Straight out of my undergrad stats textbook, the pdf of the 1st order statistic for some sample of N random variables $X_{i}$ (with pdf *f(x)* and cdf *F(x)*) is:

$$ f_{Xmin}(x) = N \left(1 - F(x) \right)^{N-1} f(x) $$

We know that the median is defined as the point *x* s.t. $ P(X \le x) = \frac{1}{2} $, so:

$$ \frac{1}{2} = \int \limits_0^{x} f_{Xmin}(x') dx' = \int \limits_0^{x} N \left(1 - F(x') \right)^{N-1} f(x') dx' = - \left( 1 - F(x) \right)^{N} $$

Or in terms of the radii R, I just need to solve the following for r and I'm done. $$ 1 - \left( \frac{1}{2} \right)^{\frac{1}{N}} = F_{R}(r) $$

Which means I need to know what the is cdf for R, the radial distance to a random point in the ball (I don't care at all how to get the angular distribution in this case). This is pretty easy it turns out, since we want the probability of a point being within any differential hypercube to be the same throughout the ball (uniformly distributed) things conveniently cancel and we end up with..

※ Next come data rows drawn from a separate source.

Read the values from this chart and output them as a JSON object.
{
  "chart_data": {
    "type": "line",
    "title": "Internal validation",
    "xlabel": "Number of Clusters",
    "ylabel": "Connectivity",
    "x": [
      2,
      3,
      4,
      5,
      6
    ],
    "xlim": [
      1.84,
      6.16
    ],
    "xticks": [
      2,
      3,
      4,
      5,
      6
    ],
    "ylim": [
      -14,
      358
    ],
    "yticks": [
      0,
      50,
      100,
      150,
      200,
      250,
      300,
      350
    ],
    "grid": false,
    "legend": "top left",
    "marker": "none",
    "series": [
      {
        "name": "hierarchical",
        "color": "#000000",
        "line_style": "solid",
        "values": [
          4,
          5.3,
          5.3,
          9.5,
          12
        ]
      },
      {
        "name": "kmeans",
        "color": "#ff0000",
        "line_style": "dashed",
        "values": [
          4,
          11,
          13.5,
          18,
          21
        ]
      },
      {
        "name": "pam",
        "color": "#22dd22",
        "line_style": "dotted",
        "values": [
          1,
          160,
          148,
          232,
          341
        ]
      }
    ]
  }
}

$$ R^{p} \sim U(0,1) $$ $$ F_{R}(r) = r^{p} $$

So plugging in and solving for r, we end up with: $$ r = \left( 1 - \left( \frac{1}{2} \right)^{\frac{1}{N}} \right)^{\frac{1}{p}} $$

This is exciting, as *p* gets large *r*, the median distance to the nearest point, goes to 1 or the edge of the ball. In high dimensional space most points end up being near and edge. Like I said you find a deep and interesting result after tossing together some intro level prob.